The ceiling was in good preservation, but not in the best style. There is a sarcophagus of granite, with two mummies in it, and in a corner a statue standing erect, six feet six inches high, and beautifully cut out of sycamore-wood: it is nearly perfect except the nose. There are a number of little images of wood, well carved, representing symbolical figures. Some had a lion's head, others a fox's, others a monkey's. One had a land-tortoise instead of a head. There is a calf with the head of a hippopotamus. At each side of this chamber is a smaller one, eight feet wide, and seven feet long; and at the end of it another chamber, ten feet long by seven wide.
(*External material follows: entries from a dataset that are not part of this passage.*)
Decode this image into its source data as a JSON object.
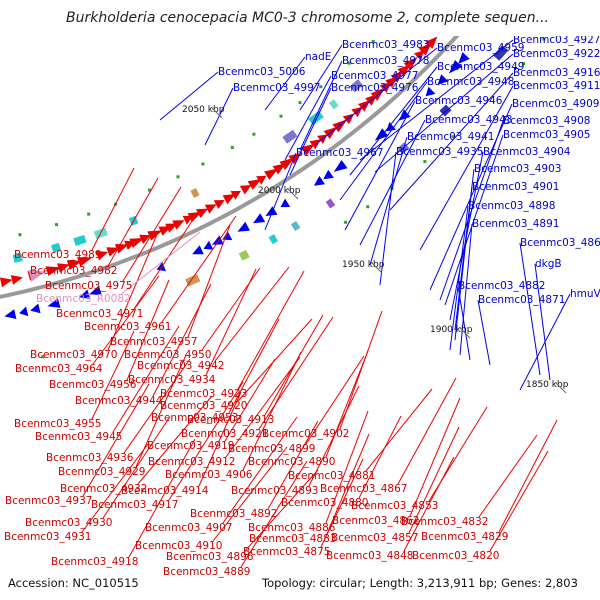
{
  "title": "Burkholderia cenocepacia MC0-3 chromosome 2, complete sequen...",
  "footer": {
    "accession": "Accession: NC_010515",
    "topology": "Topology: circular; Length: 3,213,911 bp; Genes: 2,803"
  },
  "scale_labels": [
    "2050 kbp",
    "2000 kbp",
    "1950 kbp",
    "1900 kbp",
    "1850 kbp"
  ],
  "blue_labels": [
    "Bcenmc03_4983",
    "Bcenmc03_4959",
    "Bcenmc03_4927",
    "Bcenmc03_4922",
    "nadE",
    "Bcenmc03_4978",
    "Bcenmc03_4949",
    "Bcenmc03_4916",
    "Bcenmc03_5006",
    "Bcenmc03_4977",
    "Bcenmc03_4948",
    "Bcenmc03_4911",
    "Bcenmc03_4997",
    "Bcenmc03_4976",
    "Bcenmc03_4946",
    "Bcenmc03_4909",
    "Bcenmc03_4943",
    "Bcenmc03_4908",
    "Bcenmc03_4941",
    "Bcenmc03_4905",
    "Bcenmc03_4967",
    "Bcenmc03_4935",
    "Bcenmc03_4904",
    "Bcenmc03_4903",
    "Bcenmc03_4901",
    "Bcenmc03_4898",
    "Bcenmc03_4891",
    "Bcenmc03_4868",
    "dkgB",
    "Bcenmc03_4882",
    "Bcenmc03_4871",
    "hmuV"
  ],
  "red_labels": [
    "Bcenmc03_4989",
    "Bcenmc03_4982",
    "Bcenmc03_4975",
    "Bcenmc03_4971",
    "Bcenmc03_4961",
    "Bcenmc03_4957",
    "Bcenmc03_4970",
    "Bcenmc03_4950",
    "Bcenmc03_4964",
    "Bcenmc03_4942",
    "Bcenmc03_4956",
    "Bcenmc03_4934",
    "Bcenmc03_4944",
    "Bcenmc03_4923",
    "Bcenmc03_4920",
    "Bcenmc03_4955",
    "Bcenmc03_4953",
    "Bcenmc03_4913",
    "Bcenmc03_4945",
    "Bcenmc03_4921",
    "Bcenmc03_4902",
    "Bcenmc03_4919",
    "Bcenmc03_4899",
    "Bcenmc03_4936",
    "Bcenmc03_4912",
    "Bcenmc03_4890",
    "Bcenmc03_4929",
    "Bcenmc03_4906",
    "Bcenmc03_4881",
    "Bcenmc03_4932",
    "Bcenmc03_4914",
    "Bcenmc03_4893",
    "Bcenmc03_4867",
    "Bcenmc03_4937",
    "Bcenmc03_4917",
    "Bcenmc03_4880",
    "Bcenmc03_4892",
    "Bcenmc03_4853",
    "Bcenmc03_4930",
    "Bcenmc03_4907",
    "Bcenmc03_4886",
    "Bcenmc03_4862",
    "Bcenmc03_4832",
    "Bcenmc03_4931",
    "Bcenmc03_4910",
    "Bcenmc03_4883",
    "Bcenmc03_4857",
    "Bcenmc03_4829",
    "Bcenmc03_4918",
    "Bcenmc03_4896",
    "Bcenmc03_4875",
    "Bcenmc03_4848",
    "Bcenmc03_4820",
    "Bcenmc03_4889"
  ],
  "pink_labels": [
    "Bcenmc03_R0082"
  ],
  "colors": {
    "forward_genes": "#0000ee",
    "reverse_genes": "#ee0000",
    "rna_gene": "#e090c0",
    "backbone": "#999999",
    "gc_marks": "#22aa22"
  }
}
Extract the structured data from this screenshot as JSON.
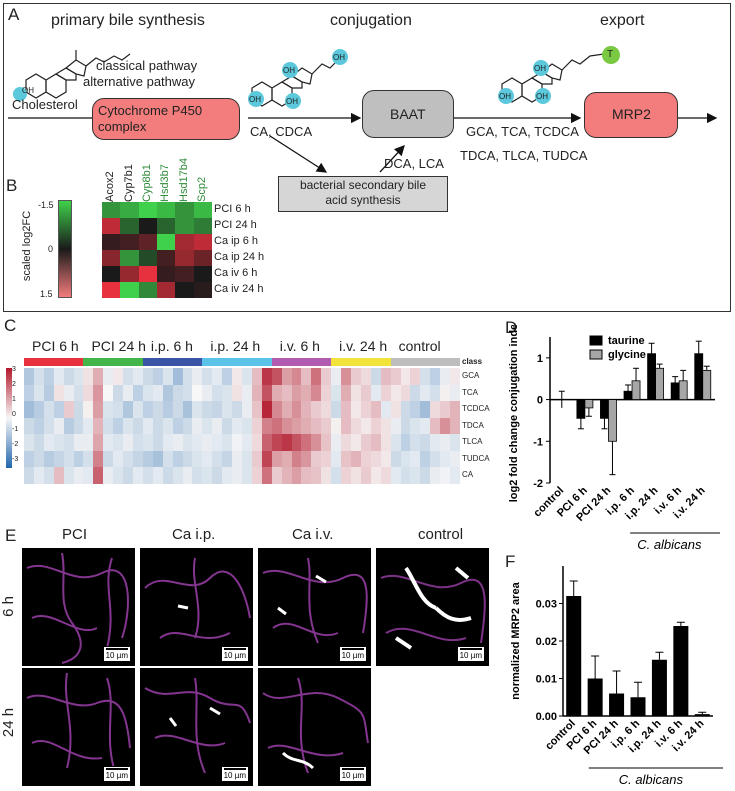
{
  "panel_A": {
    "letter": "A",
    "stage_primary": "primary bile synthesis",
    "stage_conjugation": "conjugation",
    "stage_export": "export",
    "cholesterol": "Cholesterol",
    "pathway1": "classical pathway",
    "pathway2": "alternative pathway",
    "enzyme_cyp": "Cytochrome P450 complex",
    "products1": "CA, CDCA",
    "enzyme_baat": "BAAT",
    "secondary_box": "bacterial secondary bile acid synthesis",
    "products2": "DCA, LCA",
    "products3a": "GCA, TCA, TCDCA",
    "products3b": "TDCA, TLCA, TUDCA",
    "transporter": "MRP2",
    "oh": "OH",
    "t_label": "T"
  },
  "panel_B": {
    "letter": "B",
    "colorbar_label": "scaled log2FC",
    "colorbar_ticks": [
      "-1.5",
      "0",
      "1.5"
    ],
    "genes": [
      "Acox2",
      "Cyp7b1",
      "Cyp8b1",
      "Hsd3b7",
      "Hsd17b4",
      "Scp2"
    ],
    "rows": [
      "PCI 6 h",
      "PCI 24 h",
      "Ca ip 6 h",
      "Ca ip 24 h",
      "Ca iv 6 h",
      "Ca iv 24 h"
    ],
    "values": [
      [
        -1.0,
        -1.2,
        -1.5,
        -1.3,
        -1.0,
        -1.3
      ],
      [
        1.2,
        -0.6,
        0.0,
        -0.6,
        -1.0,
        -0.8
      ],
      [
        0.2,
        0.3,
        0.5,
        -1.5,
        1.0,
        1.2
      ],
      [
        0.8,
        -1.0,
        -0.4,
        0.3,
        0.9,
        0.6
      ],
      [
        0.0,
        0.9,
        1.5,
        0.2,
        0.3,
        0.0
      ],
      [
        1.5,
        -1.5,
        -0.9,
        1.0,
        0.0,
        0.1
      ]
    ],
    "colors": {
      "low": "#3fd14c",
      "mid": "#1a1a1a",
      "high": "#e8313e"
    }
  },
  "panel_C": {
    "letter": "C",
    "groups": [
      "PCI 6 h",
      "PCI 24 h",
      "i.p. 6 h",
      "i.p. 24 h",
      "i.v. 6 h",
      "i.v. 24 h",
      "control"
    ],
    "group_colors": [
      "#e8313e",
      "#44b548",
      "#3a55a6",
      "#5cc3e8",
      "#b15bb3",
      "#f2e33a",
      "#bdbdbd"
    ],
    "class_label": "class",
    "rows": [
      "GCA",
      "TCA",
      "TCDCA",
      "TDCA",
      "TLCA",
      "TUDCA",
      "CA"
    ],
    "scale_ticks": [
      "3",
      "2",
      "1",
      "0",
      "-1",
      "-2",
      "-3"
    ],
    "colors": {
      "low": "#2166ac",
      "mid": "#f7f7f7",
      "high": "#b2182b"
    }
  },
  "panel_D": {
    "letter": "D",
    "chart_data": {
      "type": "bar",
      "ylabel": "log2 fold change conjugation index",
      "categories": [
        "control",
        "PCI 6 h",
        "PCI 24 h",
        "i.p. 6 h",
        "i.p. 24 h",
        "i.v. 6 h",
        "i.v. 24 h"
      ],
      "series": [
        {
          "name": "taurine",
          "values": [
            0.0,
            -0.45,
            -0.45,
            0.2,
            1.1,
            0.4,
            1.1
          ],
          "errors": [
            0.2,
            0.25,
            0.25,
            0.15,
            0.25,
            0.15,
            0.3
          ],
          "color": "#000000"
        },
        {
          "name": "glycine",
          "values": [
            0.0,
            -0.2,
            -1.0,
            0.45,
            0.75,
            0.45,
            0.7
          ],
          "errors": [
            0.0,
            0.2,
            0.8,
            0.3,
            0.1,
            0.25,
            0.1
          ],
          "color": "#a6a6a6"
        }
      ],
      "ylim": [
        -2,
        1.5
      ],
      "yticks": [
        "1",
        "0",
        "-1",
        "-2"
      ],
      "species_label": "C. albicans"
    }
  },
  "panel_E": {
    "letter": "E",
    "columns": [
      "PCI",
      "Ca i.p.",
      "Ca i.v.",
      "control"
    ],
    "rows": [
      "6 h",
      "24 h"
    ],
    "scale_bar": "10 µm"
  },
  "panel_F": {
    "letter": "F",
    "chart_data": {
      "type": "bar",
      "ylabel": "normalized MRP2 area",
      "categories": [
        "control",
        "PCI 6 h",
        "PCI 24 h",
        "i.p. 6 h",
        "i.p. 24 h",
        "i.v. 6 h",
        "i.v. 24 h"
      ],
      "values": [
        0.032,
        0.01,
        0.006,
        0.005,
        0.015,
        0.024,
        0.0005
      ],
      "errors": [
        0.004,
        0.006,
        0.006,
        0.004,
        0.002,
        0.001,
        0.0005
      ],
      "ylim": [
        0,
        0.04
      ],
      "yticks": [
        "0.03",
        "0.02",
        "0.01",
        "0.00"
      ],
      "species_label": "C. albicans",
      "bar_color": "#000000"
    }
  }
}
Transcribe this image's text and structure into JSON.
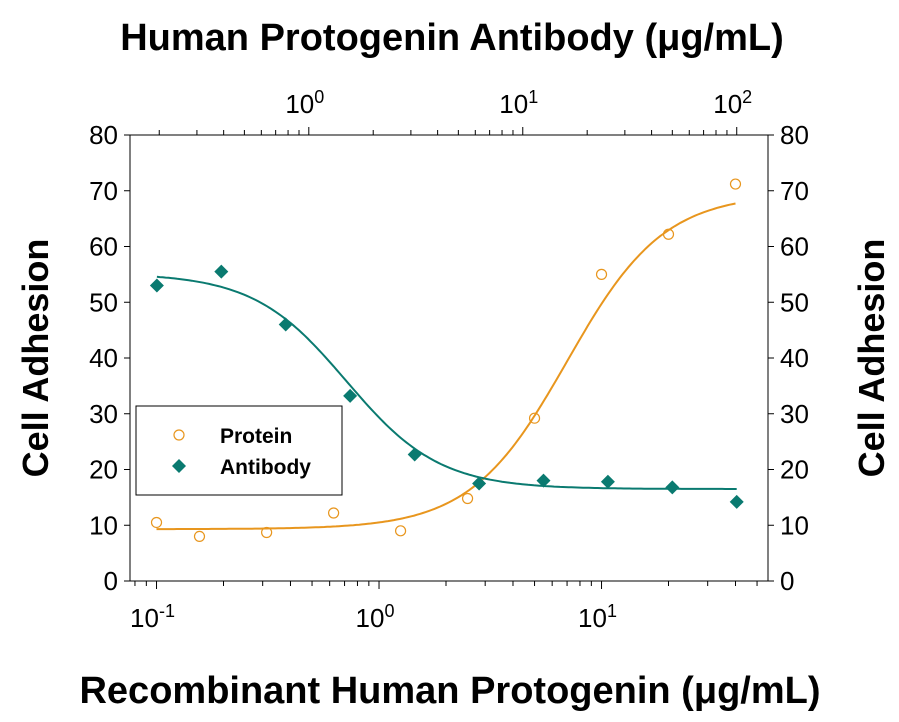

The sarcophagus was covered with hieroglyphics merely painted, or outlined: it faced south-east by east. The tomb is rectilinear in structure with only a single corridor, unlike most the rest of the royal tombs in the Valley of the Kings. The corridor is located between two descending sets of stairways, and is the shortest of any royal tomb in the valley. The second set of stars opens directly into the burial chamber.
A large, granite sarcophagus dominates the burial chamber. The paintings on the sarcophagus are not finished, and were hurriedly done. The decorations of the tomb, like those of Horemheb, are related to the Book of Gates and all have blue backgrounds.
While the decorations are well done, their are no reliefs. In the burial chamber, Ramesses, presenting offerings to Atum-Re-Khepri, is led into the presence of Osiris by Horus, Atum and Neith. There is also an unusual depiction of the Pharaoh in a ceremony of jubilation between a hawk and jackal-headed figure representing the spirits of the cities of Nekhen and Pe. The burial chamber and left annex are the only rooms in the tomb that are decorated, and it is very likely that the same craftsman who worked on Horemheb's tomb also worked on this one.
According to current theory, his mummy was stolen by the Abu-Rassul family of grave robbers and brought to North America around 1860 by Dr. James Douglas. It was then placed in the Niagara Museum and Daredevil Hall of Fame in Ontario, Canada. Ramesses I remained there, his identity unknown, next to other curiosities and so-called freaks of nature for more than 130 years. When the owner of the museum decided to sell his property, Canadian businessman William Jamieson purchased the contents of the museum.
In 1999, Jamieson sold the Egyptian artifacts in the collection, including the various mummies, to the Michael C. Carlos Museum at Emory University in Atlanta, Georgia for US $2 million. His identity cannot be conclusively determined, but is persuasively deduced from CT scans, X-rays, skull measurements and radio-carbon dating tests by researchers at the University, as well as aesthetic interpretations of family resemblance. Moreover, the mummy's arms were found crossed high across his chest which was a position reserved solely for Egyptian royalty until 600 BC. His mummy was returned to Egypt on October 24, 2003 with full official honors and is on display at the Luxor Museum.